EDITOR’S NOTE: This article appears in the July 26, 2004, issue of National Review.
On Saturday, September 15, 2001, just four days after the terrorist attacks, ABC News anchorman Peter Jennings hosted a special program entitled “Answering Kids’ Questions.” Exploring the effect of the attacks on children, Jennings and a Yale psychiatrist discussed whether young people should see the much-played video of airliners crashing into the World Trade Center. The answer was no. “I mean, some of us have kids, too,” Jennings said. “And we remember from the past that if you run these images over and over and over again, it is tough.”
That was the beginning of a new policy at ABC News: No more use of the planes-into-towers video. “We actually talked to a number of psychologists, who told us that kids seeing this over and over were unable to distinguish that this was something that was [not] happening again and again and again,” says ABC News vice president Jeffrey Schneider. Because of that possible effect on children, Schneider continues, the network decided to use only still pictures to tell the September 11 story.

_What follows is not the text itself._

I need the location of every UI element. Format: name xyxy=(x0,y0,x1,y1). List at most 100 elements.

ABC is not alone. Indeed, across the network- and cable-news spectrum, there is a virtual blackout of the video of the actual terrorist attacks of 9/11. Network executives say they have made the decision on the basis of taste, or respect for those killed, or concern for children, or other reasons, but the end result is that at a time when there is a continuing and passionate debate about the direction of the War on Terror, there is little, if any, graphic representation of what started that war in the first place.